ST. LOUIS -- The flames flicker through the images, the TV screens and still photographs and through the minds of the men in both dressing rooms. There are so many connections to Fort McMurray here, to the oil city in the northern reaches of Alberta, to the city that has been evacuated in the past day because of raging fires.
But no one is closer than Scottie Upshall; the St. Louis Blues forward was raised in Fort McMurray, a place that his brother and his fiancée and his three nieces still call home. There are friends and relatives there, for him, for Dallas Stars center Vernon Fiddler, for Blues coach Ken Hitchcock, for so many others.
And so they watched and listened and sent text messages and checked up on people and tried to ignore everything that was happening in order to focus on a hockey game, in order to quell the images of flames engulfing trees and businesses, forcing more than 80,000 people to flee and destroying 1,600 structures, according to reports.

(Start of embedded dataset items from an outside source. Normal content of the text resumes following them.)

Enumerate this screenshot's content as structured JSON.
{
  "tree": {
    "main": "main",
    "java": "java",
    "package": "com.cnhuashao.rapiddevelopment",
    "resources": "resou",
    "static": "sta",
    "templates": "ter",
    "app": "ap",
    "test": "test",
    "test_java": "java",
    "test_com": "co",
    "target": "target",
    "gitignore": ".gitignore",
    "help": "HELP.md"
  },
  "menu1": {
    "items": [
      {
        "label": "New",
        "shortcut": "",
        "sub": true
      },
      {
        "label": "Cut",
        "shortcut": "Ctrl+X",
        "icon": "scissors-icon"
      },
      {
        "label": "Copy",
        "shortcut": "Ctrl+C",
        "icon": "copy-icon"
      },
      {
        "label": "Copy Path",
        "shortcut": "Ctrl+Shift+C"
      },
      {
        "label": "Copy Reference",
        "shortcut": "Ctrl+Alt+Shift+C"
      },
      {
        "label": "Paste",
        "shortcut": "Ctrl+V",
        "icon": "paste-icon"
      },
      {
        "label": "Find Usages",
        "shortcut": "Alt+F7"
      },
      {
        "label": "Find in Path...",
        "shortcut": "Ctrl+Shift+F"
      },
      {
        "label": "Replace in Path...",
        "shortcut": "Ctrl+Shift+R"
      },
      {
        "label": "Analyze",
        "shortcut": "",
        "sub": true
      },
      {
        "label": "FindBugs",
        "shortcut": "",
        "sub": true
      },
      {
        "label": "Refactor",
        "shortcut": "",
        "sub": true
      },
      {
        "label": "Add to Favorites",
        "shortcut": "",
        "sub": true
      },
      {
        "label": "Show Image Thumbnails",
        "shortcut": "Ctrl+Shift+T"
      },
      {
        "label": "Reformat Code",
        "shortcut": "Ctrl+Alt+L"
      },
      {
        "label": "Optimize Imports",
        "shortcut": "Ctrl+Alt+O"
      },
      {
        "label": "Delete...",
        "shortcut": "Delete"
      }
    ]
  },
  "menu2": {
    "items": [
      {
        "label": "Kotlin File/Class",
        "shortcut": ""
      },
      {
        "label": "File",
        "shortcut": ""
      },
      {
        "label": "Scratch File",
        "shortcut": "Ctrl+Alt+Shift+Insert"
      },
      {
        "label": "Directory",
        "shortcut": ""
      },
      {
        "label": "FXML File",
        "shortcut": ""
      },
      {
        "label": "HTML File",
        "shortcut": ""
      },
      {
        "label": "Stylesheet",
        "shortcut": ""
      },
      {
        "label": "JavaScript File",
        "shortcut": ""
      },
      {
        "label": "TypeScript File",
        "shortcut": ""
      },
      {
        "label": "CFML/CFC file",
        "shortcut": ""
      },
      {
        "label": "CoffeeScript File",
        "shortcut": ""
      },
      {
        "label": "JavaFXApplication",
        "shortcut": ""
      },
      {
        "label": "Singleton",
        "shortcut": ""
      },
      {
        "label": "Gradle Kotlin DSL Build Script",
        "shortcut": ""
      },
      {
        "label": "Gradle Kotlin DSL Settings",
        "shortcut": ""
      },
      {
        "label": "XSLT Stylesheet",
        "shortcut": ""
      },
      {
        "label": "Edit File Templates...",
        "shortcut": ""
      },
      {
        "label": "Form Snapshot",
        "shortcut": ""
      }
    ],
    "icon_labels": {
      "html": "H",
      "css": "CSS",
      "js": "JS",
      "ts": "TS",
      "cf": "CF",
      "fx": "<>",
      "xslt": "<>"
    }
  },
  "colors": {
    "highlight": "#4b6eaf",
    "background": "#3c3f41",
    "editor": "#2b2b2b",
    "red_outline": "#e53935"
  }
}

"There was a lot of things going through my head yesterday when I woke up from my nap," Upshall said Wednesday. "Most of my family was trying not to overplay it at all, but there was nothing to really overplay when something like that happens.
"[I'm] just worried about the safety of friends and family, more so [because] at the time my nieces were still in Fort McMurray while my brother and his fiancée are here watching us play. It was a difficult time for a lot of people yesterday."
The Blues will be doing their part to help during Game 4 of the Western Conference Second Round on Thursday (8 p.m. ET; NBCSN, CBC, TVA Sports). They announced Wednesday that the team and the Blues alumni will raise money for the victims of the wildfires, with the proceeds from a 50/50 raffle and Blues for Kids bid-by-phone silent raffle going to help families that have been displaced.
"There's probably a lot of people that are this morning waking up in someone else's home or in someone else's bed, having their kids really not understand what's going on," Upshall said. "That's tough. We have a good group here. Everyone last night kind of sent their thoughts and their prayers. It's tough when it becomes national and global news for a city of 80,000. It's pretty upsetting.
"But the good thing is the city will get through it. I'm sure they'll get more help and get these fires under control."
It was, for him, like a movie in some ways; watching the images, seeing what was happening to places that were familiar from his years in Fort McMurray. There were places he knew, places that no longer existed.
"A movie," he said, "that I don't want to watch.
"I saw the freeway that I used to usually drive in from the airport, and both sides of the road were kind of just 100-foot flames. I saw a couple restaurants that I used to go eat at, and those were gone. It's crazy."
Upshall didn't quite know the extent of the situation on Tuesday, as he and his teammates prepared to face the Stars in a game they would win 6-1. Information had just started to filter in, so at that point there appeared to be no consideration at leaving Upshall out of the lineup.
Video: Upshall comments on fires in Fort McMurray
Instead, he got to focus on hockey for a couple of hours before again facing the realities of the situation.
"We're here to win games and we're in a real great spot here in the playoffs, but at the same time, when lives are at stake and a community kind of [has] their back against the wall, trying to fight for survival, it is tough," Upshall said. "It's really hard to explain. It's a unique situation, very devastating.
"It's been a great city, a city that's survived for many years through some tough times and for me, growing up there doesn't seem too long ago. The places that probably aren't standing anymore will be really, really tough to take. But as long as everyone's OK, that's the main thing."
Fellow Alberta native Hitchcock interrupted his press conference after the win Tuesday, saying, "I know we're playing hockey but a lot of us that are born in Alberta. Our thoughts and prayers right now are for the people of Fort McMurray. The fire's in the town, and obviously [Upshall is] from there. We've all been there many times. So as much as this is a hockey game, a lot of our thoughts, especially us born and raised in that province, are with the people in that town."
It was the same for the others; for Fiddler, who's from Edmonton, and for Dallas coach Lindy Ruff, who was born in Warburg, as they watched and listened and tried to keep up with the developments, all while preparing for and playing a hockey game. Some cousins of Fiddler, who is a close friend of Upshall, lost their house in Fort McMurray and are staying in Edmonton with family. Fiddler said the same had happened to Upshall's brother, whose home was destroyed, and with whom he had spoken after the game.
They are not alone.
"That's tragic," Ruff said. "That's close to home for me, and it makes losing the game seem irrelevant to the people in danger up there and the people who have lost their homes. That stuff sits close to the heart with anybody. When you hear some of the stories and what people are doing for each other. It's heartbreaking what is going on up there."